Perhaps you’re exhausted or struggling with anxiety. Or you want to give your immune system some support. Or keep your brain sharp. Or ease menopause symptoms. Rather than turning to a doctor, you decide to try a natural therapy, perhaps a traditional plant medicine or dietary supplement, to see if it helps. At your health store, you are faced with shelves of products, with packaging that only hints at what the benefits might be, and many of them are costly. So, which do you choose to self-medicate with?
Natural health used to be considered alternative, the province of hippy types who eschewed conventional medicine. However, it is now big business.
A 2019 survey from Natural Health Products NZ found the industry contributes $2.3 billion annually to our economy and is continuing to grow.

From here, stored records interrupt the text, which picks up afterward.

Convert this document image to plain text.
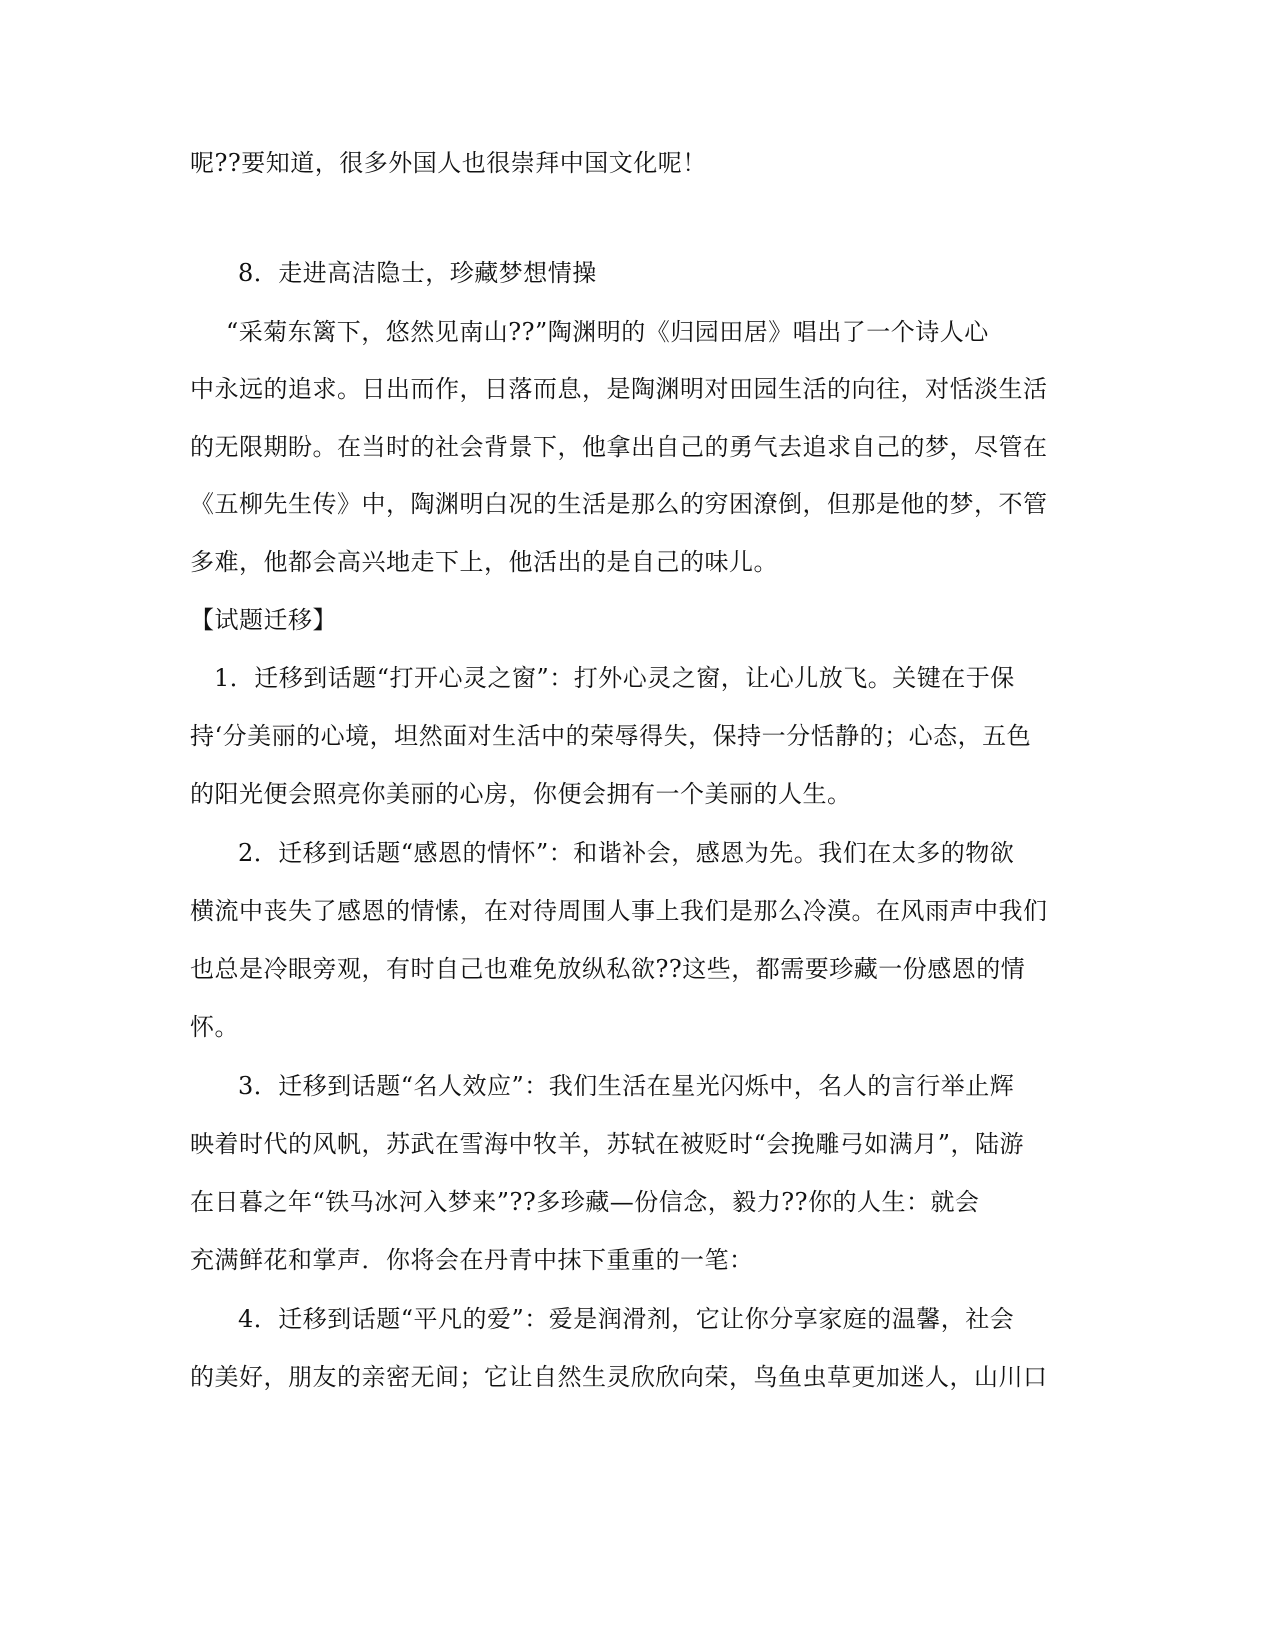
呢??要知道，很多外国人也很崇拜中国文化呢！
8．走进高洁隐士，珍藏梦想情操
“采菊东篱下，悠然见南山??”陶渊明的《归园田居》唱出了一个诗人心
中永远的追求。日出而作，日落而息，是陶渊明对田园生活的向往，对恬淡生活
的无限期盼。在当时的社会背景下，他拿出自己的勇气去追求自己的梦，尽管在
《五柳先生传》中，陶渊明白况的生活是那么的穷困潦倒，但那是他的梦，不管
多难，他都会高兴地走下上，他活出的是自己的味儿。
【试题迁移】
1．迁移到话题“打开心灵之窗”：打外心灵之窗，让心儿放飞。关键在于保
持‘分美丽的心境，坦然面对生活中的荣辱得失，保持一分恬静的；心态，五色
的阳光便会照亮你美丽的心房，你便会拥有一个美丽的人生。
2．迁移到话题“感恩的情怀”：和谐补会，感恩为先。我们在太多的物欲
横流中丧失了感恩的情愫，在对待周围人事上我们是那么冷漠。在风雨声中我们
也总是冷眼旁观，有时自己也难免放纵私欲??这些，都需要珍藏一份感恩的情
怀。
3．迁移到话题“名人效应”：我们生活在星光闪烁中，名人的言行举止辉
映着时代的风帆，苏武在雪海中牧羊，苏轼在被贬时“会挽雕弓如满月”，陆游
在日暮之年“铁马冰河入梦来”??多珍藏—份信念，毅力??你的人生：就会
充满鲜花和掌声．你将会在丹青中抹下重重的一笔：
4．迁移到话题“平凡的爱”：爱是润滑剂，它让你分享家庭的温馨，社会
的美好，朋友的亲密无间；它让自然生灵欣欣向荣，鸟鱼虫草更加迷人，山川口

Dunedin’s Sandra Clair is a leading plant-medicine expert and founder of Artemis, a range of natural health remedies that includes some based on Central Otago thyme. Growing up in Switzerland, she was accustomed to a system where it was common for traditional medicines to be used alongside pharmaceutical drugs, and a GP might prescribe either.
“If somebody is going through a rough patch, then the GP has the option of saying, we can give you Prozac, but you can also take St John’s wort. Which do you prefer?” she says.
Twenty-seven years ago, when she arrived in this country, she was startled to find what she considered normal healthcare was regarded as “hippy stuff”.